Hükümete yakın Sabah gazetesi yazarı Hilal Kaplan tartışma yaratacak bir yazı kaleme aldı.
“Bilimsel üretimin, ideolojik yapıdan, iktidar araçlarından ve egemen sınıftan bağımsız olmadığına ikna olmuşsak, aynısının kültürel üretim için de geçerli olduğunu kabul etmek durumdayız” diyen Kaplan yazısını şöyle sürdürdü:
“Bugün Türkî Cumhuriyetlerden Batılı başkentlere değin, opera en elit sanat formlarından biri olarak temayüz ediyorsa ve Türk musikisi unutulma safhasına girdiyse, bunun basit bir 'ilgi çekmiyor' teziyle açıklanamayacağı da aşikârdır.

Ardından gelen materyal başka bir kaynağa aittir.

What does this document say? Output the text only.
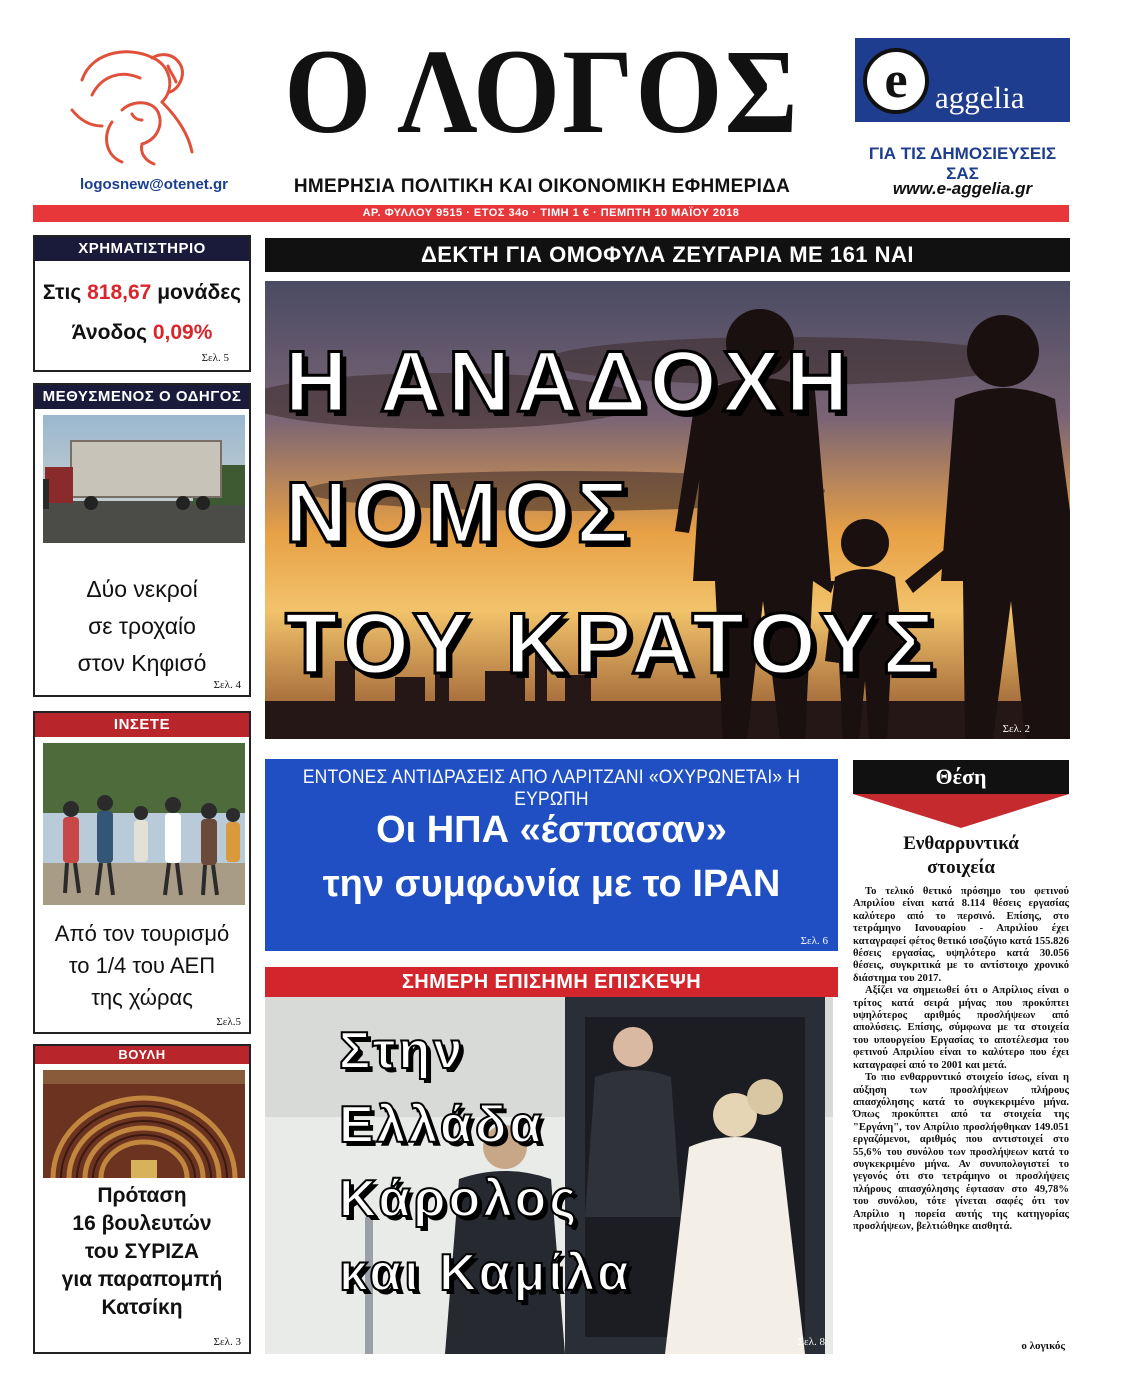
logosnew@otenet.gr
Ο ΛΟΓΟΣ
ΗΜΕΡΗΣΙΑ ΠΟΛΙΤΙΚΗ ΚΑΙ ΟΙΚΟΝΟΜΙΚΗ ΕΦΗΜΕΡΙΔΑ
e aggelia
ΓΙΑ ΤΙΣ ΔΗΜΟΣΙΕΥΣΕΙΣ ΣΑΣ
www.e-aggelia.gr
ΑΡ. ΦΥΛΛΟΥ 9515 · ΕΤΟΣ 34ο · ΤΙΜΗ 1 € · ΠΕΜΠΤΗ 10 ΜΑΪΟΥ 2018
ΧΡΗΜΑΤΙΣΤΗΡΙΟ
Στις 818,67 μονάδες
Άνοδος 0,09%
Σελ. 5
ΜΕΘΥΣΜΕΝΟΣ Ο ΟΔΗΓΟΣ
Δύο νεκροί
σε τροχαίο
στον Κηφισό
Σελ. 4
ΙΝΣΕΤΕ
Από τον τουρισμό
το 1/4 του ΑΕΠ
της χώρας
Σελ.5
ΒΟΥΛΗ
Πρόταση
16 βουλευτών
του ΣΥΡΙΖΑ
για παραπομπή
Κατσίκη
Σελ. 3
ΔΕΚΤΗ ΓΙΑ ΟΜΟΦΥΛΑ ΖΕΥΓΑΡΙΑ ΜΕ 161 ΝΑΙ
Η ΑΝΑΔΟΧΗ
ΝΟΜΟΣ
ΤΟΥ ΚΡΑΤΟΥΣ
Σελ. 2
ΕΝΤΟΝΕΣ ΑΝΤΙΔΡΑΣΕΙΣ ΑΠΟ ΛΑΡΙΤΖΑΝΙ «ΟΧΥΡΩΝΕΤΑΙ» Η ΕΥΡΩΠΗ
Οι ΗΠΑ «έσπασαν»
την συμφωνία με το ΙΡΑΝ
Σελ. 6
Θέση
Ενθαρρυντικά
στοιχεία

Το τελικό θετικό πρόσημο του φετινού Απριλίου είναι κατά 8.114 θέσεις εργασίας καλύτερο από το περσινό. Επίσης, στο τετράμηνο Ιανουαρίου - Απριλίου έχει καταγραφεί φέτος θετικό ισοζύγιο κατά 155.826 θέσεις εργασίας, υψηλότερο κατά 30.056 θέσεις, συγκριτικά με το αντίστοιχο χρονικό διάστημα του 2017.

Αξίζει να σημειωθεί ότι ο Απρίλιος είναι ο τρίτος κατά σειρά μήνας που προκύπτει υψηλότερος αριθμός προσλήψεων από απολύσεις. Επίσης, σύμφωνα με τα στοιχεία του υπουργείου Εργασίας το αποτέλεσμα του φετινού Απριλίου είναι το καλύτερο που έχει καταγραφεί από το 2001 και μετά.

Το πιο ενθαρρυντικό στοιχείο ίσως, είναι η αύξηση των προσλήψεων πλήρους απασχόλησης κατά το συγκεκριμένο μήνα. Όπως προκύπτει από τα στοιχεία της "Εργάνη", τον Απρίλιο προσλήφθηκαν 149.051 εργαζόμενοι, αριθμός που αντιστοιχεί στο 55,6% του συνόλου των προσλήψεων κατά το συγκεκριμένο μήνα. Αν συνυπολογιστεί το γεγονός ότι στο τετράμηνο οι προσλήψεις πλήρους απασχόλησης έφτασαν στο 49,78% του συνόλου, τότε γίνεται σαφές ότι τον Απρίλιο η πορεία αυτής της κατηγορίας προσλήψεων, βελτιώθηκε αισθητά.

ο λογικός
ΣΗΜΕΡΗ ΕΠΙΣΗΜΗ ΕΠΙΣΚΕΨΗ
Στην
Ελλάδα
Κάρολος
και Καμίλα
Σελ. 8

Ne var ki, iktidar olsa da kendi elit sınıflarını üretmekte zorlanan muhafazakâr kesim, bu noktadan itibaren iki uca savruldu: Ya kendisine sınıfsal düşmanlık beslese de, 'beyaz maske'leriyle arzı endâm edip o sınıfsal düşmanlığı yok sayıp, söz konusu sınıfın eserlerine tonlarca para akıttı, filmlerini yere göğe sığdıramadı, kitaplarını başucundan ayırmadı. Ya da elit kelimesine düşmanca bir anlam yükleyip, yargılayıcı parmağını ona doğrulttu ve elitizm ile elit sınıf arasındaki ince çizgiyi sildi. Hâlbuki o çizgi önemlidir ve elitleri savunmak gerekir.”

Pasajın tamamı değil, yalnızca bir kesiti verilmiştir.